Questo il titolo del messaggio che papa Francesco ha scritto per la Giornata del migrante e del rifugiato, il 29 settembre, che in ambito ecclesiale è giunta alla sua 110ª edizione, avendo avuto inizio nel 1914.
Secondo i dati dell’Organizzazione internazionale per le migrazioni (OIM), attualmente sono circa 281 milioni i migranti internazionali, a cui è necessario aggiungere 117 milioni di persone in movimento a causa di conflitti, violenze e disastri naturali.
A livello continentale le statistiche mostrano una comprensibile diversità: dal 2000 al 2020 l’Asia ha registrato una crescita esponenziale del numero di migranti internazionali con circa 37 milioni di persone, seguita dall’Europa con un aumento di 30 milioni, 18 milioni in Nord America e 10 milioni in Africa.
Si tratta di numeri che, rapportati alla popolazione mondiale globale, rappresentano ancora una percentuale molto ridotta, eppure capace di condizionare le agende di molti paesi, soprattutto i più ricchi – Stati Uniti, Canada e Europa occidentale -, le cui politiche, come noto, appaiono sempre più orientate alla chiusura e all’esternalizzazione delle frontiere.
Tuttavia il numero di migranti appare in continua crescita. Il papa descrive la naturale analogia esistente tra i flussi migratori e il lungo viaggio dalla schiavitù egiziana alla “terra promessa”, raccontato nel libro dell’Esodo.
Leggiamo infatti: “Come il popolo d’Israele al tempo di Mosè, i migranti spesso fuggono da situazioni di oppressione e sopruso, di insicurezza e discriminazione, di mancanza di prospettive di sviluppo. Come gli ebrei nel deserto, i migranti trovano ostacoli d’ogni sorta nel loro cammino: sono provati dalla sete e dalla fame; sono sfiniti dalle fatiche e dalle malattie; sono tentati dalla disperazione”.
Papa Bergoglio aggiunge che per ogni credente: “Dio non solo cammina con il suo popolo, ma anche nel suo popolo, nel senso che si identifica con gli uomini e le donne in cammino attraverso la storia, in particolare con gli ultimi, i poveri, gli emarginati. L’incontro con il migrante, come con ogni fratello e sorella che è nel bisogno – dice il messaggio – è dunque al tempo stesso anche incontro con Cristo”.
L’invito di Francesco è di sentirsi in cammino insieme a loro, di “fare sinodo” assieme. Perché incontrare il migrante si trasforma, secondo il pontefice, in un modo per incontrare Cristo stesso, che bussa alla porta nelle vesti dell’affamato, del forestiero, del malato, del carcerato e appunto, del migrante.

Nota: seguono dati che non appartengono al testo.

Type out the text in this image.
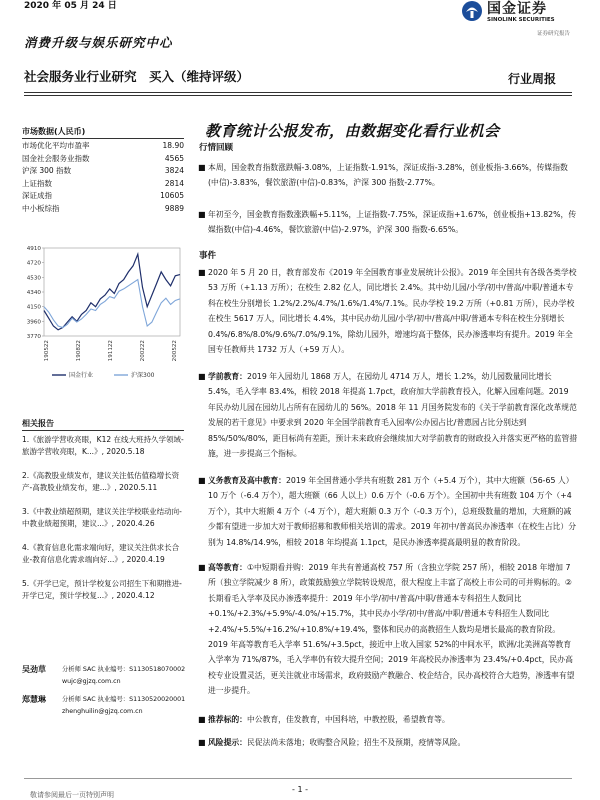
2020 年 05 月 24 日	国金证券
SINOLINK SECURITIES
证券研究报告
消费升级与娱乐研究中心
社会服务业行业研究　买入（维持评级）	行业周报
市场数据(人民币)
市场优化平均市盈率	18.90
国金社会服务业指数	4565
沪深 300 指数	3824
上证指数	2814
深证成指	10605
中小板综指	9889
3770
3960
4150
4340
4530
4720
4910
190522	190822	191122	200222	200522
国金行业	沪深300
相关报告
1.《旅游学营收亮眼，K12 在线大班持久学领域-旅游学营收亮眼，K...》, 2020.5.18
2.《高教股业绩发布，建议关注低估值稳增长资产-高教股业绩发布，建...》, 2020.5.11
3.《中教业绩超预期，建议关注学校联业结动向-中教业绩超预期，建议...》, 2020.4.26
4.《教育信息化需求端向好，建议关注供求长合业-教育信息化需求端向好...》, 2020.4.19
5.《开学已定，预计学校复公司招生下和期推进-开学已定，预计学校复...》, 2020.4.12
吴劲草	分析师 SAC 执业编号：S1130518070002
wujc@gjzq.com.cn
郑慧琳	分析师 SAC 执业编号：S1130520020001
zhenghuilin@gjzq.com.cn
教育统计公报发布，由数据变化看行业机会
行情回顾
■ 本周，国金教育指数涨跌幅-3.08%，上证指数-1.91%，深证成指-3.28%，创业板指-3.66%，传媒指数(中信)-3.83%，餐饮旅游(中信)-0.83%，沪深 300 指数-2.77%。
■ 年初至今，国金教育指数涨跌幅+5.11%，上证指数-7.75%，深证成指+1.67%，创业板指+13.82%，传媒指数(中信)-4.46%，餐饮旅游(中信)-2.97%，沪深 300 指数-6.65%。
事件
■ 2020 年 5 月 20 日，教育部发布《2019 年全国教育事业发展统计公报》。2019 年全国共有各级各类学校 53 万所（+1.13 万所）；在校生 2.82 亿人，同比增长 2.4%。其中幼儿园/小学/初中/普高/中职/普通本专科在校生分别增长 1.2%/2.2%/4.7%/1.6%/1.4%/7.1%。民办学校 19.2 万所（+0.81 万所），民办学校在校生 5617 万人，同比增长 4.4%，其中民办幼儿园/小学/初中/普高/中职/普通本专科在校生分别增长 0.4%/6.8%/8.0%/9.6%/7.0%/9.1%，除幼儿园外，增速均高于整体，民办渗透率均有提升。2019 年全国专任教师共 1732 万人（+59 万人）。
■ 学前教育：2019 年入园幼儿 1868 万人，在园幼儿 4714 万人，增长 1.2%，幼儿园数量同比增长 5.4%，毛入学率 83.4%，相较 2018 年提高 1.7pct，政府加大学前教育投入，化解入园难问题。2019 年民办幼儿园在园幼儿占所有在园幼儿的 56%。2018 年 11 月国务院发布的《关于学前教育深化改革规范发展的若干意见》中要求到 2020 年全国学前教育毛入园率/公办园占比/普惠园占比分别达到 85%/50%/80%，距目标尚有差距，预计未来政府会继续加大对学前教育的财政投入并落实更严格的监管措施，进一步提高三个指标。
■ 义务教育及高中教育：2019 年全国普通小学共有班数 281 万个（+5.4 万个），其中大班额（56-65 人）10 万个（-6.4 万个），超大班额（66 人以上）0.6 万个（-0.6 万个）。全国初中共有班数 104 万个（+4 万个），其中大班额 4 万个（-4 万个），超大班额 0.3 万个（-0.3 万个），总班级数量的增加，大班额的减少都有望进一步加大对于教师招募和教师相关培训的需求。2019 年初中/普高民办渗透率（在校生占比）分别为 14.8%/14.9%，相较 2018 年均提高 1.1pct，是民办渗透率提高最明显的教育阶段。
■ 高等教育：①中短期看并购：2019 年共有普通高校 757 所（含独立学院 257 所），相较 2018 年增加 7 所（独立学院减少 8 所），政策鼓励独立学院转设规范，很大程度上丰富了高校上市公司的可并购标的。②长期看毛入学率及民办渗透率提升：2019 年小学/初中/普高/中职/普通本专科招生人数同比+0.1%/+2.3%/+5.9%/-4.0%/+15.7%，其中民办小学/初中/普高/中职/普通本专科招生人数同比+2.4%/+5.5%/+16.2%/+10.8%/+19.4%，整体和民办的高教招生人数均是增长最高的教育阶段。2019 年高等教育毛入学率 51.6%/+3.5pct，接近中上收入国家 52%的中间水平，欧洲/北美洲高等教育入学率为 71%/87%，毛入学率仍有较大提升空间；2019 年高校民办渗透率为 23.4%/+0.4pct，民办高校专业设置灵活，更关注就业市场需求，政府鼓励产教融合、校企结合，民办高校符合大趋势，渗透率有望进一步提升。
■ 推荐标的：中公教育，佳发教育，中国科培，中教控股，希望教育等。
■ 风险提示：民促法尚未落地；收购整合风险；招生不及预期，疫情等风险。
- 1 -
敬请参阅最后一页特别声明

Il World Migration Report presentato come ogni anno dall’OIM lo scorso maggio mostra una situazione molto critica, relativa ai flussi di uomini, donne, minori e bambini che a milioni fuggono da situazioni di guerra, oppressione e sopruso, di insicurezza e discriminazione, di condizioni climatiche estreme e di mancanza di prospettive di sviluppo.
Nel contempo il rapporto mostra anche la presenza di segnali positivi, come il contributo alle economie dei paesi ospitanti da un lato e l’incremento delle rimesse, cioè del denaro inviato dai migranti nei propri paesi dall’altro, una volta stabilitisi in un paese che offra loro un lavoro e la possibilità di vivere in pace.